Letter: Hudson shouldn’t dismiss servants’ testimony
This is in reaction to U.S. Congressman Richard Hudson’s column in Sunday’s Salisbury Post (“Impeachment a dark day in politics”).
Hudson correctly identified the importance of due process and the dangers of hyper-partisanship, especially related to the important subject of impeachment. So, I was disappointed to hear him recite, lockstep, the partisan talking point that articles of impeachment were passed “with zero evidence.”
It is a breach of due process for either political party to dismiss testimony of civil servants, who served honorably under both Republican and Democratic administrations, as “zero evidence.” It is unpatriotic for a congressman to equate the testimony of decorated military veterans to “zero evidence.”

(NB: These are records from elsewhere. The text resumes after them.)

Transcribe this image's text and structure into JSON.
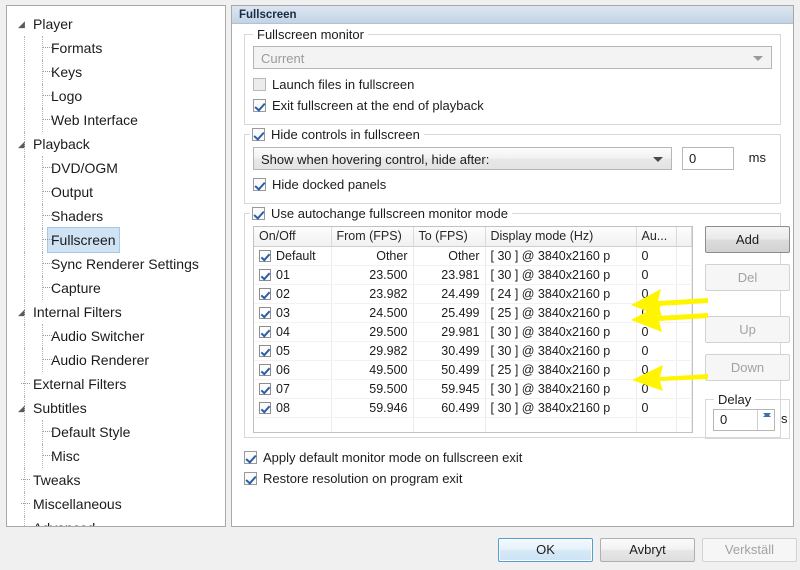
{
  "window": {
    "pane_title": "Fullscreen"
  },
  "sidebar": {
    "items": [
      {
        "label": "Player",
        "level": 0,
        "expander": "◢",
        "selected": false
      },
      {
        "label": "Formats",
        "level": 1,
        "expander": "",
        "selected": false
      },
      {
        "label": "Keys",
        "level": 1,
        "expander": "",
        "selected": false
      },
      {
        "label": "Logo",
        "level": 1,
        "expander": "",
        "selected": false
      },
      {
        "label": "Web Interface",
        "level": 1,
        "expander": "",
        "selected": false
      },
      {
        "label": "Playback",
        "level": 0,
        "expander": "◢",
        "selected": false
      },
      {
        "label": "DVD/OGM",
        "level": 1,
        "expander": "",
        "selected": false
      },
      {
        "label": "Output",
        "level": 1,
        "expander": "",
        "selected": false
      },
      {
        "label": "Shaders",
        "level": 1,
        "expander": "",
        "selected": false
      },
      {
        "label": "Fullscreen",
        "level": 1,
        "expander": "",
        "selected": true
      },
      {
        "label": "Sync Renderer Settings",
        "level": 1,
        "expander": "",
        "selected": false
      },
      {
        "label": "Capture",
        "level": 1,
        "expander": "",
        "selected": false
      },
      {
        "label": "Internal Filters",
        "level": 0,
        "expander": "◢",
        "selected": false
      },
      {
        "label": "Audio Switcher",
        "level": 1,
        "expander": "",
        "selected": false
      },
      {
        "label": "Audio Renderer",
        "level": 1,
        "expander": "",
        "selected": false
      },
      {
        "label": "External Filters",
        "level": 0,
        "expander": "",
        "selected": false
      },
      {
        "label": "Subtitles",
        "level": 0,
        "expander": "◢",
        "selected": false
      },
      {
        "label": "Default Style",
        "level": 1,
        "expander": "",
        "selected": false
      },
      {
        "label": "Misc",
        "level": 1,
        "expander": "",
        "selected": false
      },
      {
        "label": "Tweaks",
        "level": 0,
        "expander": "",
        "selected": false
      },
      {
        "label": "Miscellaneous",
        "level": 0,
        "expander": "",
        "selected": false
      },
      {
        "label": "Advanced",
        "level": 0,
        "expander": "",
        "selected": false
      }
    ]
  },
  "monitor_group": {
    "title": "Fullscreen monitor",
    "combo_value": "Current",
    "launch_fullscreen_label": "Launch files in fullscreen",
    "launch_fullscreen_checked": false,
    "exit_fullscreen_label": "Exit fullscreen at the end of playback",
    "exit_fullscreen_checked": true
  },
  "hide_controls_group": {
    "title": "Hide controls in fullscreen",
    "checked": true,
    "combo_value": "Show when hovering control, hide after:",
    "delay_value": "0",
    "delay_unit": "ms",
    "hide_docked_label": "Hide docked panels",
    "hide_docked_checked": true
  },
  "autochange_group": {
    "title": "Use autochange fullscreen monitor mode",
    "checked": true,
    "table": {
      "columns": [
        "On/Off",
        "From (FPS)",
        "To (FPS)",
        "Display mode (Hz)",
        "Au...",
        ""
      ],
      "rows": [
        {
          "on": true,
          "name": "Default",
          "from": "Other",
          "to": "Other",
          "mode": "[ 30 ] @ 3840x2160 p",
          "au": "0"
        },
        {
          "on": true,
          "name": "01",
          "from": "23.500",
          "to": "23.981",
          "mode": "[ 30 ] @ 3840x2160 p",
          "au": "0"
        },
        {
          "on": true,
          "name": "02",
          "from": "23.982",
          "to": "24.499",
          "mode": "[ 24 ] @ 3840x2160 p",
          "au": "0"
        },
        {
          "on": true,
          "name": "03",
          "from": "24.500",
          "to": "25.499",
          "mode": "[ 25 ] @ 3840x2160 p",
          "au": "0"
        },
        {
          "on": true,
          "name": "04",
          "from": "29.500",
          "to": "29.981",
          "mode": "[ 30 ] @ 3840x2160 p",
          "au": "0"
        },
        {
          "on": true,
          "name": "05",
          "from": "29.982",
          "to": "30.499",
          "mode": "[ 30 ] @ 3840x2160 p",
          "au": "0"
        },
        {
          "on": true,
          "name": "06",
          "from": "49.500",
          "to": "50.499",
          "mode": "[ 25 ] @ 3840x2160 p",
          "au": "0"
        },
        {
          "on": true,
          "name": "07",
          "from": "59.500",
          "to": "59.945",
          "mode": "[ 30 ] @ 3840x2160 p",
          "au": "0"
        },
        {
          "on": true,
          "name": "08",
          "from": "59.946",
          "to": "60.499",
          "mode": "[ 30 ] @ 3840x2160 p",
          "au": "0"
        }
      ]
    },
    "buttons": {
      "add": {
        "label": "Add",
        "enabled": true
      },
      "del": {
        "label": "Del",
        "enabled": false
      },
      "up": {
        "label": "Up",
        "enabled": false
      },
      "down": {
        "label": "Down",
        "enabled": false
      }
    },
    "delay": {
      "title": "Delay",
      "value": "0",
      "unit": "s"
    }
  },
  "bottom_options": {
    "apply_default_label": "Apply default monitor mode on fullscreen exit",
    "apply_default_checked": true,
    "restore_resolution_label": "Restore resolution on program exit",
    "restore_resolution_checked": true
  },
  "footer": {
    "ok_label": "OK",
    "cancel_label": "Avbryt",
    "apply_label": "Verkställ",
    "apply_enabled": false
  },
  "annotations": {
    "color": "#FFF500",
    "arrows": [
      {
        "name": "arrow-rows-02-03",
        "target": "table rows 02 and 03"
      },
      {
        "name": "arrow-row-06",
        "target": "table row 06"
      }
    ]
  }
}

I would have respected my elected representative if he had argued the evidence was weak or the charges did not rise to the definition of high crimes or misdemeanors. Instead, Mr. Hudson recited another partisan talking point: “there will always be the greatest danger the decision will be regulated more by the comparative strength of parties than by the real demonstration of innocence or guilt.” I find it hard to believe Hudson will feign the same righteous indignation to the party of strength in the Senate, who will regulate the next step of due process and the decision of innocence or guilt.
Please, vote for candidates whose values and service are truly non-partisan.